In essence, knowing how acceleration affects motion allows us to predict the shot's speed and trajectory when thrown.

Launch Angle

The launch angle is pivotal in projectile motion and deeply affects how far an object can travel. It's why shot putters often have different angles than theoretical models suggest.

• Theoretical Optimum: Physics suggests an angle of about 42° provides the maximum horizontal distance if speed and height are constant.
• Practical Considerations: Athletes might choose different angles due to factors like muscle efficiency or technique. A smaller launch angle can sometimes yield better results by enhancing the force application and speed.
• Example: The shot-put exercise explores how adjusting from a 30° to 42° angle affects launch speed, highlighting angle's importance in optimizing performance.

Understanding launch angles is vital for athletes and engineers alike, affecting everything from sports performance to missile trajectory.

Physics Problems

Physics problems can challenge your understanding, requiring application of various concepts. The shot put problem is an example that ties multiple physics concepts together.

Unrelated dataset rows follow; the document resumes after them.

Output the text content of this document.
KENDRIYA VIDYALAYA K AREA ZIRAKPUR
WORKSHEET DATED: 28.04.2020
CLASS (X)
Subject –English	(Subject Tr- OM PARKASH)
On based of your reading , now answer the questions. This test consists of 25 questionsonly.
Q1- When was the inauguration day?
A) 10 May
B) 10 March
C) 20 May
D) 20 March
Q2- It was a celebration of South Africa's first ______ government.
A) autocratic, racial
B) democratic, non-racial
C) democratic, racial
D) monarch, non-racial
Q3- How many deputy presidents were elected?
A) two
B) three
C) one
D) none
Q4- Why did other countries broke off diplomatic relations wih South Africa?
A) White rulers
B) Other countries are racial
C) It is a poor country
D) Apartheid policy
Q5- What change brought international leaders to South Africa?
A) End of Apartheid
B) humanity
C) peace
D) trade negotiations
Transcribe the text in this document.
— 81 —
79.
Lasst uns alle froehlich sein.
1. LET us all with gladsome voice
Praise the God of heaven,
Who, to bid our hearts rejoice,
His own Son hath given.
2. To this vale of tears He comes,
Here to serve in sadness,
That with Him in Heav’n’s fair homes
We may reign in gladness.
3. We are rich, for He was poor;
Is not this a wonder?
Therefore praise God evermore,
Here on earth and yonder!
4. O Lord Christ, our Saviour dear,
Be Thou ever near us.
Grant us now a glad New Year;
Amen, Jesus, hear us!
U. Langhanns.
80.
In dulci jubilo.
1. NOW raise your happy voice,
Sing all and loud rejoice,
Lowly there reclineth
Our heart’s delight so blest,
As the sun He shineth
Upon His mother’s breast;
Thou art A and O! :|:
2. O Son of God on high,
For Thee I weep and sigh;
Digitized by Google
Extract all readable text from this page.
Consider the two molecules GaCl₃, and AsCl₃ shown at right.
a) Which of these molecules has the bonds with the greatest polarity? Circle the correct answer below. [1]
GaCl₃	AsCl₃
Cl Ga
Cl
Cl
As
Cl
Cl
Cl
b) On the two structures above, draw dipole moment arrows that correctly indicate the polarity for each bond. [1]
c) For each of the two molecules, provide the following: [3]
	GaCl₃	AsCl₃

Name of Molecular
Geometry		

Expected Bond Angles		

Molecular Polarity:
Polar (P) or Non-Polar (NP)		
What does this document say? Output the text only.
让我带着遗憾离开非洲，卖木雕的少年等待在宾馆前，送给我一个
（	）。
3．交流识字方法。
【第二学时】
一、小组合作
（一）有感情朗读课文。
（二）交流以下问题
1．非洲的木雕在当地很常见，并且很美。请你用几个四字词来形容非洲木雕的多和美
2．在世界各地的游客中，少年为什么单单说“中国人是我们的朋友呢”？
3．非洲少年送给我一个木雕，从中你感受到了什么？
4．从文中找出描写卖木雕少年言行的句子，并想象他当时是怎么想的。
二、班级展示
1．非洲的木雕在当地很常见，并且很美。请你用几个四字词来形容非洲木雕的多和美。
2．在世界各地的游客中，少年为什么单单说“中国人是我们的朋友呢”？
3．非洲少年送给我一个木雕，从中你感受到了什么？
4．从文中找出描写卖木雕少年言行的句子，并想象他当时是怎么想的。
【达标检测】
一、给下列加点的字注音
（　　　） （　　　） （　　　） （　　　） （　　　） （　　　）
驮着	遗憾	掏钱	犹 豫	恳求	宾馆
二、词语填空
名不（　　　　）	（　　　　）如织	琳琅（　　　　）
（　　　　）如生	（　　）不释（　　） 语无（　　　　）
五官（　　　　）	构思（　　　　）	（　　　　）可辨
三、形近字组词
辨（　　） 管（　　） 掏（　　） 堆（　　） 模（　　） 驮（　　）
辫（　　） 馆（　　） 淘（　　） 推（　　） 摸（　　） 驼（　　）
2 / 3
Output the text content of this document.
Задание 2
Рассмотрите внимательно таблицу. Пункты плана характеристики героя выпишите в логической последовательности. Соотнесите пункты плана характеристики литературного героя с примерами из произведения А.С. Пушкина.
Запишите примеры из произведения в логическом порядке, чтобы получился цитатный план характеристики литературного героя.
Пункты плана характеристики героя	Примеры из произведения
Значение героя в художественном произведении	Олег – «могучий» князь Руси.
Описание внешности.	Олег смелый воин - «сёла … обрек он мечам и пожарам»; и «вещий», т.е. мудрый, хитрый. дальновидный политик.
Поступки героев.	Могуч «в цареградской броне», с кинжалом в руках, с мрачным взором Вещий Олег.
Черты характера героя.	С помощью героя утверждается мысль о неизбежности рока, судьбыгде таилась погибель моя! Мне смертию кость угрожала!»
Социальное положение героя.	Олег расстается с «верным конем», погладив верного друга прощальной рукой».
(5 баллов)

• Concepts Involved: Problems often involve applying work-energy principles, calculating acceleration, and considering launch angles—all crucial to solving projectile motion problems like the shot put.
• Problem-Solving Steps: Start by identifying known values and equations, calculate relevant quantities like work done or speed, and apply principles like energy conservation to find unknowns.
• Real-world Connections: Solving such problems helps understand real-world motions, from athletic events to engineering challenges.

By breaking down physics problems into steps and understanding underlying concepts, you can solve even complex issues efficiently and accurately.